Tadi juga sudah disepakati bahwa menyangkut dengan tambang yang di Sumatra Utara, apa blok apa itu namanya? Martabe. Aduh, lupa ini Martabe. Tadi Bapak Presiden sudah mengarahkan dalam rapat bahwa silakan dicek, kalau memang tidak ada pelanggaran, harus kita pulihkan hak-hak investor. Dan kalau memang itu ada pelanggaran, ya diberikan sanksi secara proporsional,”
kata Bahlil usai rapat di Istana Kepresidenan, Jakarta Pusat, dikutip Kamis, 12 Februari 2026.
Menurut dia, langkah tersebut dilakukan untuk memastikan kepastian hukum bagi investor sekaligus menjaga pertumbuhan ekonomi di wilayah Sumatra.
Semua ini sekali lagi kita lakukan dalam rangka untuk memastikan terhadap investasi dan kepastian hukum juga bisa terjadi, dan sekaligus untuk menjaga perkembangan pertumbuhan ekonomi yang ada di wilayah Sumatera,”
ujarnya.
Terkait kemungkinan pengembalian izin apabila perusahaan tidak terbukti melanggar, Bahlil menegaskan pemerintah akan bersikap objektif.
Ya kita kita harus fair dong, kita harus fair. Kita harus bisa memberikan sebuah kepastian. Kalau dia tidak bersalah, maka bukan sesuatu yang harus kita mencari-cari. Artinya kalau dia tidak salah, ya bisa kita pulihkan semuanya apa yang menjadi hak-haknya,”
bebernya.
Meski demikian, saat ini, pemerintah masih melakukan penilaian dan penataan terhadap operasional tambang tersebut, termasuk berkoordinasi dengan Kementerian Lingkungan Hidup (KLH).
Sekarang kita lagi melakukan penilaian, penataan ya. Kita lagi cross-check dari sisi pertambangannya begitu. Kemarin juga saya berdiskusi dengan Menteri Lingkungan Hidup, Pak Hanif, dan Pak Hanif juga lagi melakukan kajian. Insya Allah dalam waktu dekat sudah selesai, dan feeling saya sih InsyaAllah semuanya akan baik-baik saja,”
bebernya.
Ia juga membantah adanya lobi dari pihak perusahaan terkait proses evaluasi tersebut.

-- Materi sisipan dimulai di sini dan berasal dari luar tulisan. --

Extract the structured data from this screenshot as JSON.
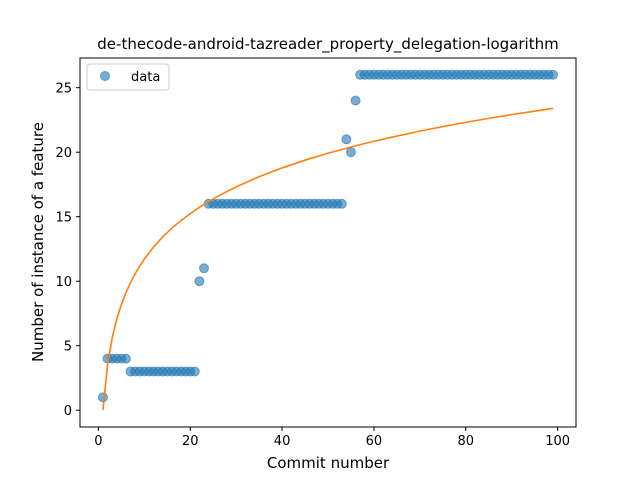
{
  "chart_data": {
    "type": "scatter",
    "title": "de-thecode-android-tazreader_property_delegation-logarithm",
    "xlabel": "Commit number",
    "ylabel": "Number of instance of a feature",
    "xlim": [
      -4,
      104
    ],
    "ylim": [
      -1.3,
      27.3
    ],
    "xticks": [
      0,
      20,
      40,
      60,
      80,
      100
    ],
    "yticks": [
      0,
      5,
      10,
      15,
      20,
      25
    ],
    "legend": {
      "position": "top-left",
      "entries": [
        "data"
      ]
    },
    "grid": false,
    "colors": {
      "data": "#1f77b4",
      "fit": "#ff7f0e"
    },
    "series": [
      {
        "name": "data",
        "kind": "scatter",
        "x": [
          1,
          2,
          3,
          4,
          5,
          6,
          7,
          8,
          9,
          10,
          11,
          12,
          13,
          14,
          15,
          16,
          17,
          18,
          19,
          20,
          21,
          22,
          23,
          24,
          25,
          26,
          27,
          28,
          29,
          30,
          31,
          32,
          33,
          34,
          35,
          36,
          37,
          38,
          39,
          40,
          41,
          42,
          43,
          44,
          45,
          46,
          47,
          48,
          49,
          50,
          51,
          52,
          53,
          54,
          55,
          56,
          57,
          58,
          59,
          60,
          61,
          62,
          63,
          64,
          65,
          66,
          67,
          68,
          69,
          70,
          71,
          72,
          73,
          74,
          75,
          76,
          77,
          78,
          79,
          80,
          81,
          82,
          83,
          84,
          85,
          86,
          87,
          88,
          89,
          90,
          91,
          92,
          93,
          94,
          95,
          96,
          97,
          98,
          99
        ],
        "y": [
          1,
          4,
          4,
          4,
          4,
          4,
          3,
          3,
          3,
          3,
          3,
          3,
          3,
          3,
          3,
          3,
          3,
          3,
          3,
          3,
          3,
          10,
          11,
          16,
          16,
          16,
          16,
          16,
          16,
          16,
          16,
          16,
          16,
          16,
          16,
          16,
          16,
          16,
          16,
          16,
          16,
          16,
          16,
          16,
          16,
          16,
          16,
          16,
          16,
          16,
          16,
          16,
          16,
          21,
          20,
          24,
          26,
          26,
          26,
          26,
          26,
          26,
          26,
          26,
          26,
          26,
          26,
          26,
          26,
          26,
          26,
          26,
          26,
          26,
          26,
          26,
          26,
          26,
          26,
          26,
          26,
          26,
          26,
          26,
          26,
          26,
          26,
          26,
          26,
          26,
          26,
          26,
          26,
          26,
          26,
          26,
          26,
          26,
          26
        ]
      },
      {
        "kind": "line",
        "x": [
          1,
          2,
          3,
          4,
          5,
          6,
          7,
          8,
          9,
          10,
          12,
          14,
          16,
          18,
          20,
          22,
          24,
          26,
          28,
          30,
          35,
          40,
          45,
          50,
          55,
          60,
          65,
          70,
          75,
          80,
          85,
          90,
          95,
          99
        ],
        "y": [
          0.0,
          3.53,
          5.59,
          7.05,
          8.18,
          9.11,
          9.89,
          10.57,
          11.17,
          11.71,
          12.64,
          13.43,
          14.11,
          14.71,
          15.24,
          15.73,
          16.17,
          16.58,
          16.95,
          17.31,
          18.1,
          18.78,
          19.38,
          19.92,
          20.4,
          20.85,
          21.25,
          21.63,
          21.98,
          22.31,
          22.62,
          22.91,
          23.18,
          23.4
        ]
      }
    ]
  }
}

Enggak ada, enggak ada (lobi). Saya enggak pernah dilobi oleh pihak mana pun. Saya hanya objektif aja. Saya kan mantan Menteri Investasi, mantan pengusaha juga. Artinya kita harus fair. Dalam berbagai kesempatan saya katakan bahwa pengusaha enggak boleh mengatur negara, tapi negara juga enggak boleh dzolim sama pengusaha. Kita negara membutuhkan pengusaha, pengusaha membutuhkan negara. Ini saling membutuhkan,”
tegasnya.
Terkait target penyelesaian investigasi, Bahlil memastikan prosesnya tidak akan memakan waktu lama.
Tidak akan lama lagi, sudah selesai,”
pungkasnya.
Diberitakan sebelumnya, Bahlil sempat menekankan bahwa pencabutan izin Martabe telah melewati kajian yang mendalam dari Satuan Tugas Penertiban Kawasan Hutan (Satgas PKH). Sehingga, perusahaan tersebut kini kehilangan legalitas operasionalnya.
Sudah barang tentu pencabutannya itu sudah lewat kajian yang mendalam dan semuanya sudah kita lakukan, dan selanjutnya nanti kita akan melakukan proses lebih lanjut,”
terang Bahlil saat ditemui di Gedung DPR, 26 Januari lalu.